Negar a ciência, como feito pelos terra-planistas, por exemplo, é retroceder a um estágio pré-newtoniano da vida humana, onde a relação do Homem com a Natureza não se explica por um sistema cognitivo racional, mas pelas paixões, pela procedência e interseção divina, por um senso de descrença das evidências. Com esse retrocesso científico, os efeitos na política são cada vez mais perversos. Se há um retorno pré-iluminista da filosofia, há também uma política que se constrói nas margens do republicanismo e da democracia contemporânea. Quando Foucault questionava, com Kant, “o que é o Iluminismo?”[2], entendia que as luzes eram um acontecimento: estaria sendo exigida uma atitude de modernidade, em seu sentido histórico, que permitiria, entre outras coisas, imaginar o presente do modo como ele não é. Ou seja, a preocupação de Foucault é com o sujeito que pode construir-se a si próprio como autônomo. Porém, essa é uma noção que somente pode ser válida quando nos sujeitamos à crítica permanente de nós mesmos. Quando não, retomamos à menoridade identificada por Kant, sem que seu limite seja um desafio de superação.

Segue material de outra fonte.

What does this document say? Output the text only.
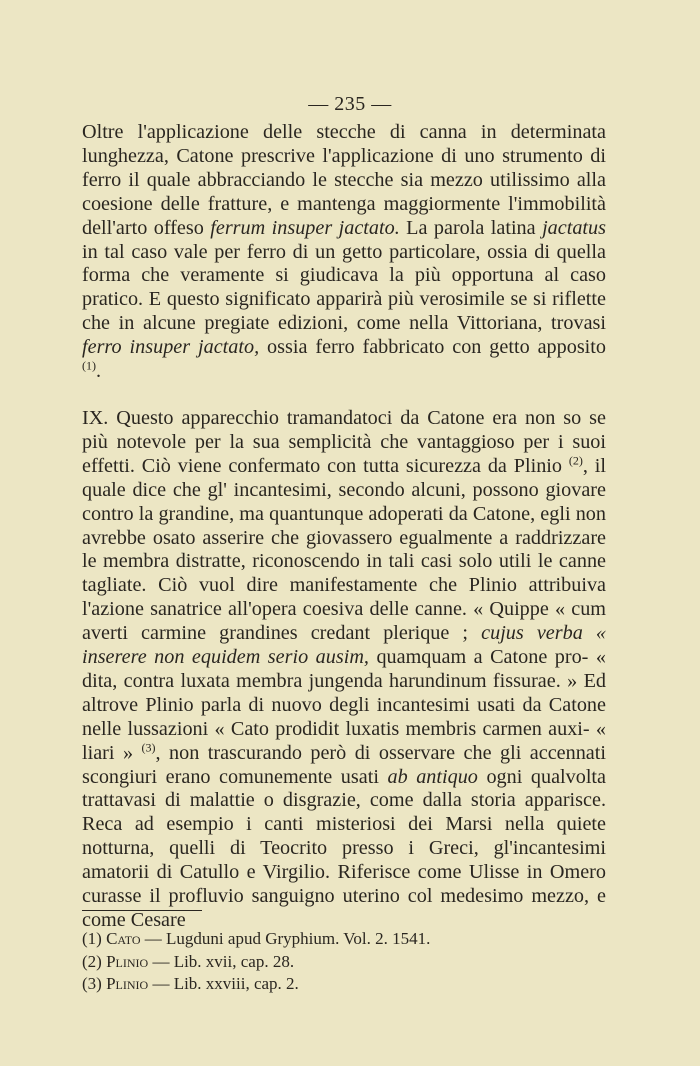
— 235 —

Oltre l'applicazione delle stecche di canna in determinata lunghezza, Catone prescrive l'applicazione di uno strumento di ferro il quale abbracciando le stecche sia mezzo utilissimo alla coesione delle fratture, e mantenga maggiormente l'immobilità dell'arto offeso ferrum insuper jactato. La parola latina jactatus in tal caso vale per ferro di un getto particolare, ossia di quella forma che veramente si giudicava la più opportuna al caso pratico. E questo significato apparirà più verosimile se si riflette che in alcune pregiate edizioni, come nella Vittoriana, trovasi ferro insuper jactato, ossia ferro fabbricato con getto apposito $^{(1)}$.

IX. Questo apparecchio tramandatoci da Catone era non so se più notevole per la sua semplicità che vantaggioso per i suoi effetti. Ciò viene confermato con tutta sicurezza da Plinio $^{(2)}$, il quale dice che gl' incantesimi, secondo alcuni, possono giovare contro la grandine, ma quantunque adoperati da Catone, egli non avrebbe osato asserire che giovassero egualmente a raddrizzare le membra distratte, riconoscendo in tali casi solo utili le canne tagliate. Ciò vuol dire manifestamente che Plinio attribuiva l'azione sanatrice all'opera coesiva delle canne. « Quippe « cum averti carmine grandines credant plerique ; cujus verba « inserere non equidem serio ausim, quamquam a Catone pro- « dita, contra luxata membra jungenda harundinum fissurae. » Ed altrove Plinio parla di nuovo degli incantesimi usati da Catone nelle lussazioni « Cato prodidit luxatis membris carmen auxi- « liari » $^{(3)}$, non trascurando però di osservare che gli accennati scongiuri erano comunemente usati ab antiquo ogni qualvolta trattavasi di malattie o disgrazie, come dalla storia apparisce. Reca ad esempio i canti misteriosi dei Marsi nella quiete notturna, quelli di Teocrito presso i Greci, gl'incantesimi amatorii di Catullo e Virgilio. Riferisce come Ulisse in Omero curasse il profluvio sanguigno uterino col medesimo mezzo, e come Cesare

(1) Cato — Lugduni apud Gryphium. Vol. 2. 1541.
(2) Plinio — Lib. xvii, cap. 28.
(3) Plinio — Lib. xxviii, cap. 2.
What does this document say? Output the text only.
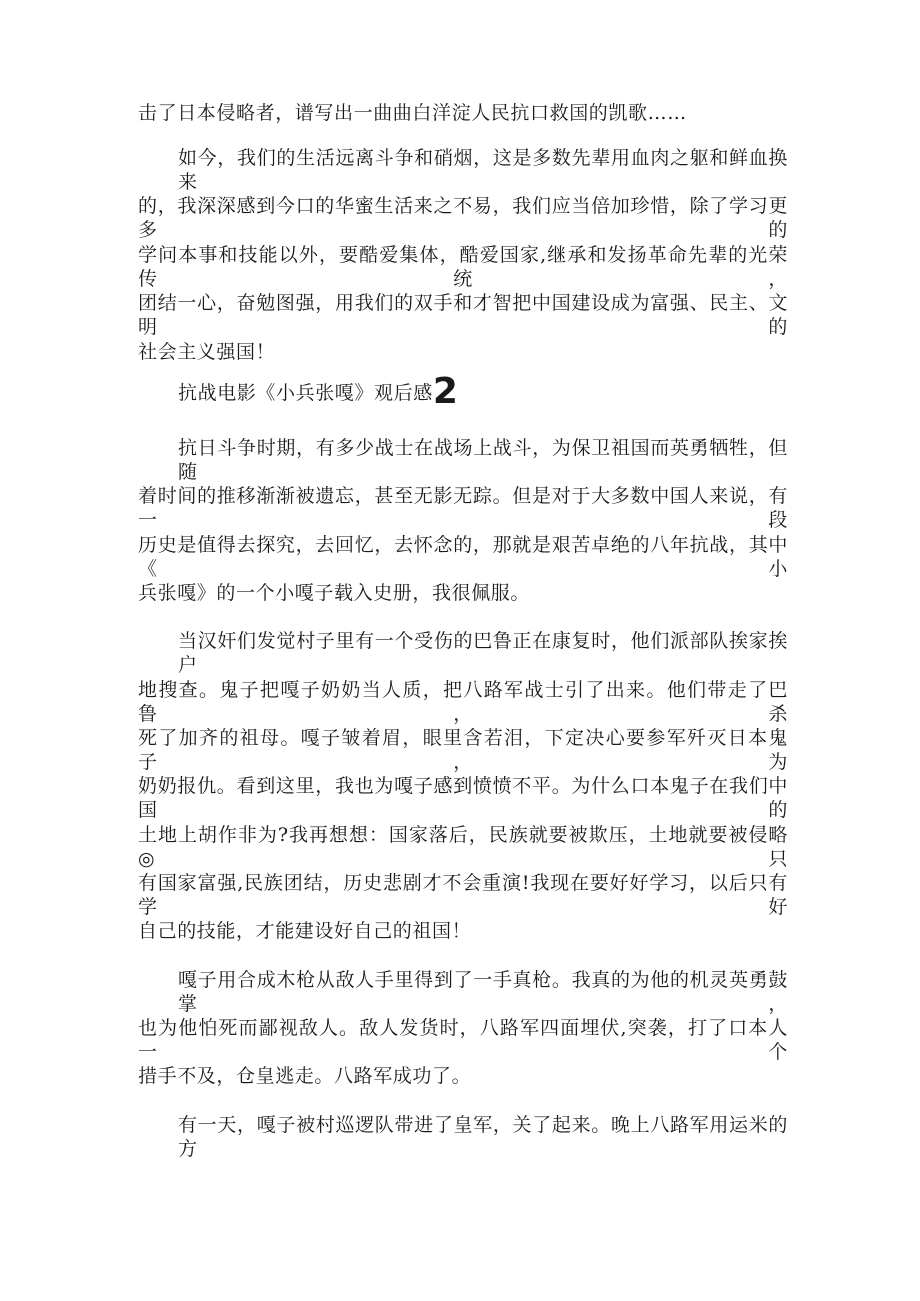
击了日本侵略者，谱写出一曲曲白洋淀人民抗口救国的凯歌……
如今，我们的生活远离斗争和硝烟，这是多数先辈用血肉之躯和鲜血换来
的，我深深感到今口的华蜜生活来之不易，我们应当倍加珍惜，除了学习更多的
学问本事和技能以外，要酷爱集体，酷爱国家,继承和发扬革命先辈的光荣传统，
团结一心，奋勉图强，用我们的双手和才智把中国建设成为富强、民主、文明的
社会主义强国！
抗战电影《小兵张嘎》观后感2
抗日斗争时期，有多少战士在战场上战斗，为保卫祖国而英勇牺牲，但随
着时间的推移渐渐被遗忘，甚至无影无踪。但是对于大多数中国人来说，有一段
历史是值得去探究，去回忆，去怀念的，那就是艰苦卓绝的八年抗战，其中《小
兵张嘎》的一个小嘎子载入史册，我很佩服。
当汉奸们发觉村子里有一个受伤的巴鲁正在康复时，他们派部队挨家挨户
地搜查。鬼子把嘎子奶奶当人质，把八路军战士引了出来。他们带走了巴鲁，杀
死了加齐的祖母。嘎子皱着眉，眼里含若泪，下定决心要参军歼灭日本鬼子，为
奶奶报仇。看到这里，我也为嘎子感到愤愤不平。为什么口本鬼子在我们中国的
土地上胡作非为?我再想想：国家落后，民族就要被欺压，土地就要被侵略◎只
有国家富强,民族团结，历史悲剧才不会重演!我现在要好好学习，以后只有学好
自己的技能，才能建设好自己的祖国！
嘎子用合成木枪从敌人手里得到了一手真枪。我真的为他的机灵英勇鼓掌，
也为他怕死而鄙视敌人。敌人发货时，八路军四面埋伏,突袭，打了口本人一个
措手不及，仓皇逃走。八路军成功了。
有一天，嘎子被村巡逻队带进了皇军，关了起来。晚上八路军用运米的方
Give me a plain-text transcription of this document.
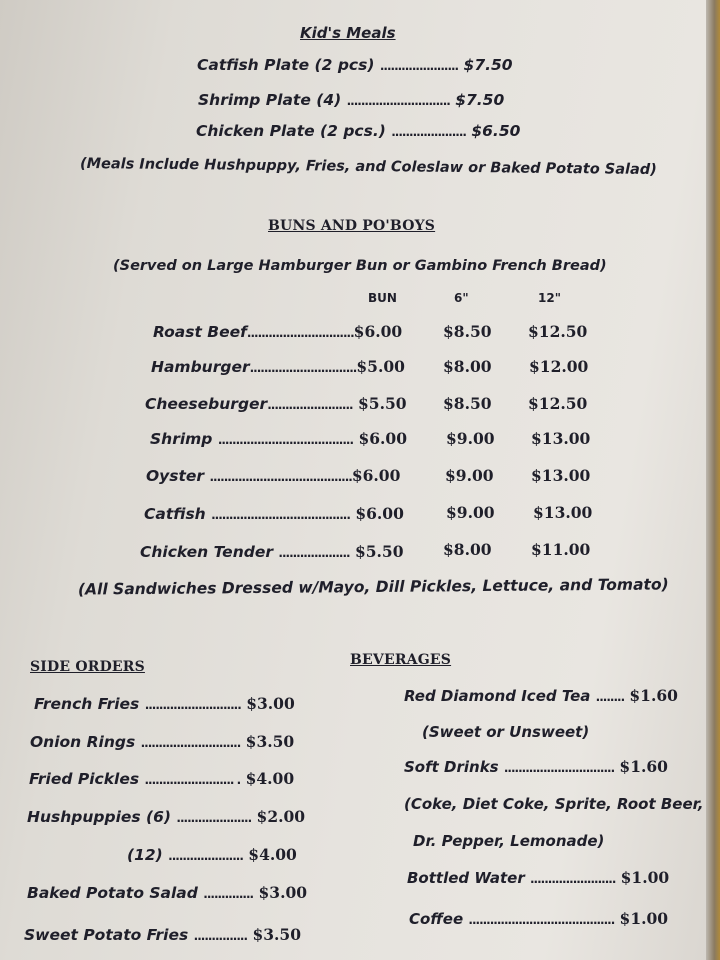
Kid's Meals
Catfish Plate (2 pcs) ...................... $7.50
Shrimp Plate (4) ............................. $7.50
Chicken Plate (2 pcs.) ..................... $6.50
(Meals Include Hushpuppy, Fries, and Coleslaw or Baked Potato Salad)
BUNS AND PO'BOYS
(Served on Large Hamburger Bun or Gambino French Bread)
BUN	6"	12"
Roast Beef..............................$6.00	$8.50 $12.50
Hamburger..............................$5.00 $8.00 $12.00
Cheeseburger........................ $5.50 $8.50 $12.50
Shrimp ...................................... $6.00	$9.00 $13.00
Oyster ........................................$6.00	$9.00 $13.00
Catfish ....................................... $6.00	$9.00 $13.00
Chicken Tender .................... $5.50	$8.00	$11.00
(All Sandwiches Dressed w/Mayo, Dill Pickles, Lettuce, and Tomato)
SIDE ORDERS
French Fries ........................... $3.00
Onion Rings ............................ $3.50
Fried Pickles ......................... . $4.00
Hushpuppies (6) ..................... $2.00
(12) ..................... $4.00
Baked Potato Salad .............. $3.00
Sweet Potato Fries ............... $3.50
BEVERAGES
Red Diamond Iced Tea ........ $1.60
(Sweet or Unsweet)
Soft Drinks ............................... $1.60
(Coke, Diet Coke, Sprite, Root Beer,
Dr. Pepper, Lemonade)
Bottled Water ........................ $1.00
Coffee ......................................... $1.00
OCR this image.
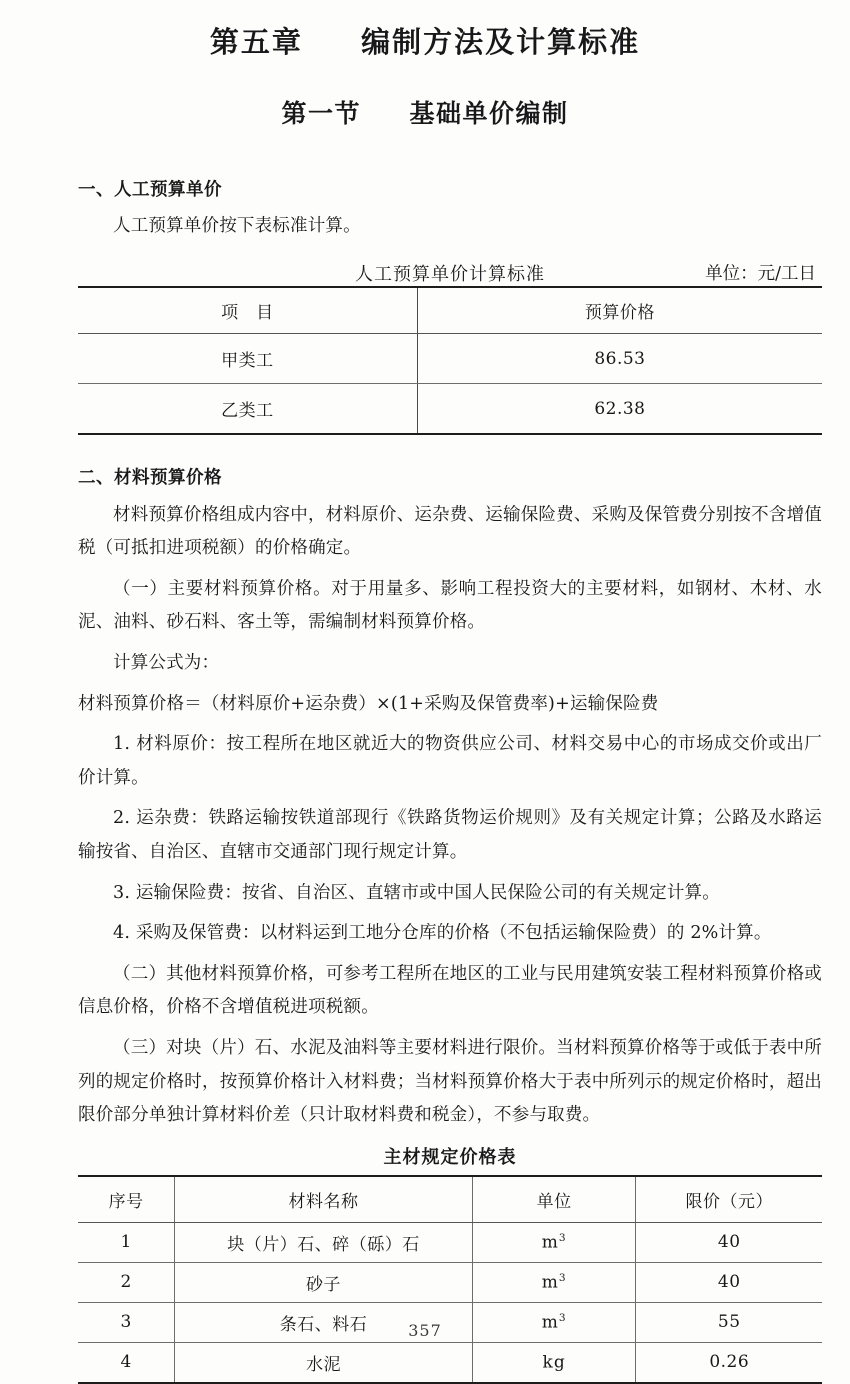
第五章 编制方法及计算标准
第一节 基础单价编制
一、人工预算单价

人工预算单价按下表标准计算。

人工预算单价计算标准	单位：元/工日
项　目	预算价格
甲类工	86.53
乙类工	62.38
二、材料预算价格

材料预算价格组成内容中，材料原价、运杂费、运输保险费、采购及保管费分别按不含增值税（可抵扣进项税额）的价格确定。

（一）主要材料预算价格。对于用量多、影响工程投资大的主要材料，如钢材、木材、水泥、油料、砂石料、客土等，需编制材料预算价格。

计算公式为：

材料预算价格＝（材料原价+运杂费）×(1+采购及保管费率)+运输保险费

1. 材料原价：按工程所在地区就近大的物资供应公司、材料交易中心的市场成交价或出厂价计算。

2. 运杂费：铁路运输按铁道部现行《铁路货物运价规则》及有关规定计算；公路及水路运输按省、自治区、直辖市交通部门现行规定计算。

3. 运输保险费：按省、自治区、直辖市或中国人民保险公司的有关规定计算。

4. 采购及保管费：以材料运到工地分仓库的价格（不包括运输保险费）的 2%计算。

（二）其他材料预算价格，可参考工程所在地区的工业与民用建筑安装工程材料预算价格或信息价格，价格不含增值税进项税额。

（三）对块（片）石、水泥及油料等主要材料进行限价。当材料预算价格等于或低于表中所列的规定价格时，按预算价格计入材料费；当材料预算价格大于表中所列示的规定价格时，超出限价部分单独计算材料价差（只计取材料费和税金），不参与取费。

主材规定价格表
序号	材料名称	单位	限价（元）
1	块（片）石、碎（砾）石	$m^3$	40
2	砂子	$m^3$	40
3	条石、料石	$m^3$	55
4	水泥	kg	0.26
357
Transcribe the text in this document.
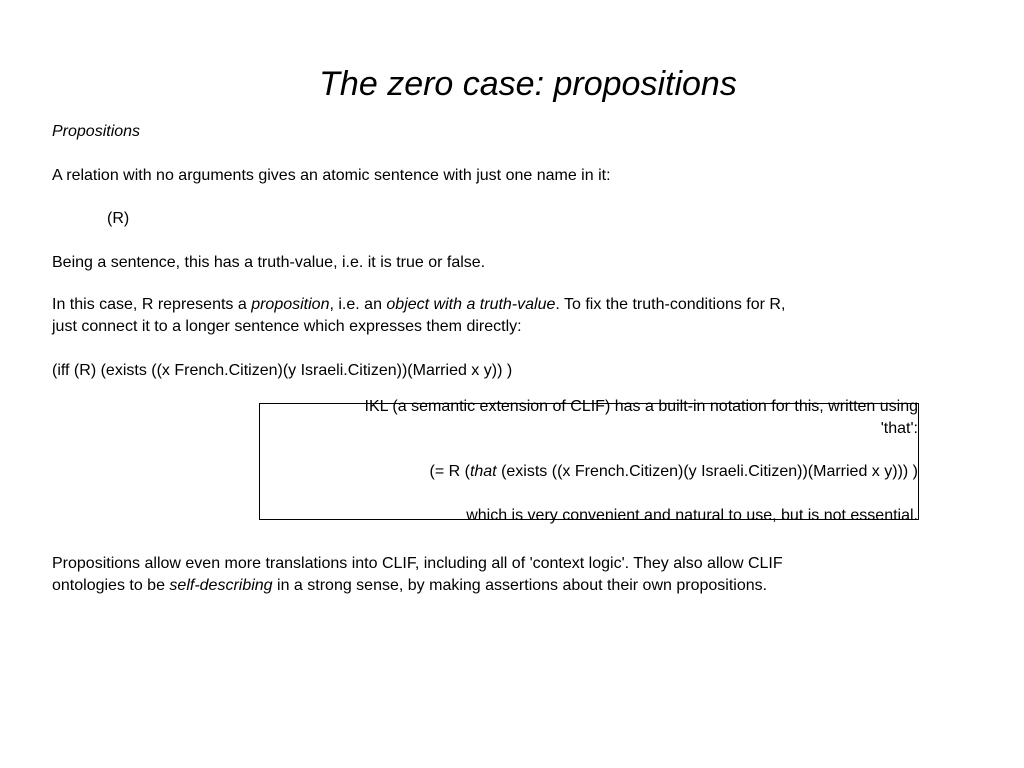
The zero case: propositions
Propositions
A relation with no arguments gives an atomic sentence with just one name in it:
(R)
Being a sentence, this has a truth-value, i.e. it is true or false.
In this case, R represents a proposition, i.e. an object with a truth-value. To fix the truth-conditions for R,
just connect it to a longer sentence which expresses them directly:
(iff (R) (exists ((x French.Citizen)(y Israeli.Citizen))(Married x y)) )
IKL (a semantic extension of CLIF) has a built-in notation for this, written using
'that':
(= R (that (exists ((x French.Citizen)(y Israeli.Citizen))(Married x y))) )
which is very convenient and natural to use, but is not essential.
Propositions allow even more translations into CLIF, including all of 'context logic'. They also allow CLIF
ontologies to be self-describing in a strong sense, by making assertions about their own propositions.
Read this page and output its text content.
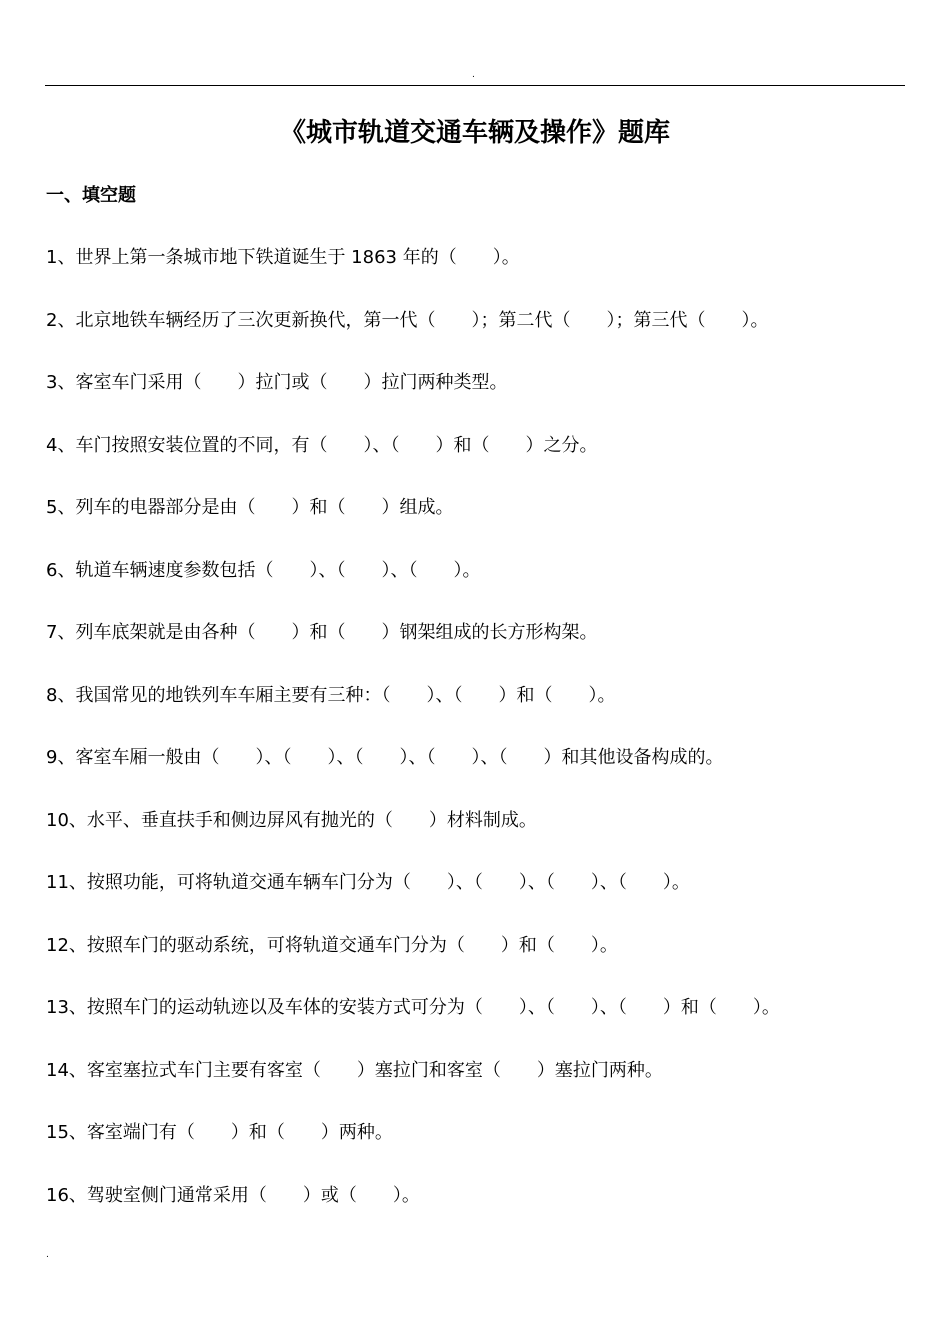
.
《城市轨道交通车辆及操作》题库
一、填空题
1、世界上第一条城市地下铁道诞生于 1863 年的（　　）。
2、北京地铁车辆经历了三次更新换代，第一代（　　）；第二代（　　）；第三代（　　）。
3、客室车门采用（　　）拉门或（　　）拉门两种类型。
4、车门按照安装位置的不同，有（　　）、（　　）和（　　）之分。
5、列车的电器部分是由（　　）和（　　）组成。
6、轨道车辆速度参数包括（　　）、（　　）、（　　）。
7、列车底架就是由各种（　　）和（　　）钢架组成的长方形构架。
8、我国常见的地铁列车车厢主要有三种：（　　）、（　　）和（　　）。
9、客室车厢一般由（　　）、（　　）、（　　）、（　　）、（　　）和其他设备构成的。
10、水平、垂直扶手和侧边屏风有抛光的（　　）材料制成。
11、按照功能，可将轨道交通车辆车门分为（　　）、（　　）、（　　）、（　　）。
12、按照车门的驱动系统，可将轨道交通车门分为（　　）和（　　）。
13、按照车门的运动轨迹以及车体的安装方式可分为（　　）、（　　）、（　　）和（　　）。
14、客室塞拉式车门主要有客室（　　）塞拉门和客室（　　）塞拉门两种。
15、客室端门有（　　）和（　　）两种。
16、驾驶室侧门通常采用（　　）或（　　）。
.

O momento presente é a inanição. Tomado por representações e ficções, pela mercadorização das relações sociais e pela criação de suas fantasmagorias, o sujeito autônomo se desfaz. Diluída e perdida em labirintos de informações, a imaginação torna-se direcionada à integração e cooptada pela produção de não verdades, ou de pós-verdades. A aceitação da ciência e o debate científico e comunitário transformam-se em debate contra a ciência. O mesmo vale para a política: para ela, é necessário também mudar a história, vê-la como verdade imutável produzida intencionalmente por grupos, e, para que não haja vencedores e vencidos, apaga-se suas evidências. Sutilmente, a imaginação do presente impulsionada ao futuro, da qual falava Foucault, vai desaparecendo, porque se apaga o passado e se inabilita de sentido o presente.

Não há medida que não possa ter contramedida, não há verdade que não possa ter uma pós-verdade: e esta passa agora a ser, portanto, a própria verdade. Nesse universo sem passado, os fatos, os discursos, as leis, as evidências e as descobertas são identificadas como a tentativa de imposição de uma visão de mundo, contrária a determinados valores sagrados, mas que identifica exatamente quais são. “O tempo passado é vivido da rememoração”, diria Walter Benjamin[3], não sendo nem vazio, nem homogêneo. A memória que entra em contato com o tempo presente é justamente o que permite a recusa das falsas verdades, é aquilo que desmascara falsos significados e nos coloca, novamente, diante da realidade, pois, assim, podemos saber como esta foi construída e quais são (ou serão) os seus sentidos e continuidades para o tempo presente.


[1] Sociólogo e Pesquisador. Doutor em Democracia no Século XXI pela Universidade de Coimbra. pabloera@gmail.com.

[2] Cf. Foucault, Michel. “O que são as Luzes”. In: Foucault, M. Ditos e Escritos II: Arqueologia das Ciências e História dos Sistemas de Pensamento. Rio de Janeiro: Forense, 2000, pp. 335-351. [3] Cf. Benjamin, Walter. “Sobre o conceito de História”. In: Benjamin, W. Obras Escolhidas: Magia e técnica, arte e política: ensaios sobre literatura e história da cultura. São Paulo: Brasiliense, 1994, p. 232.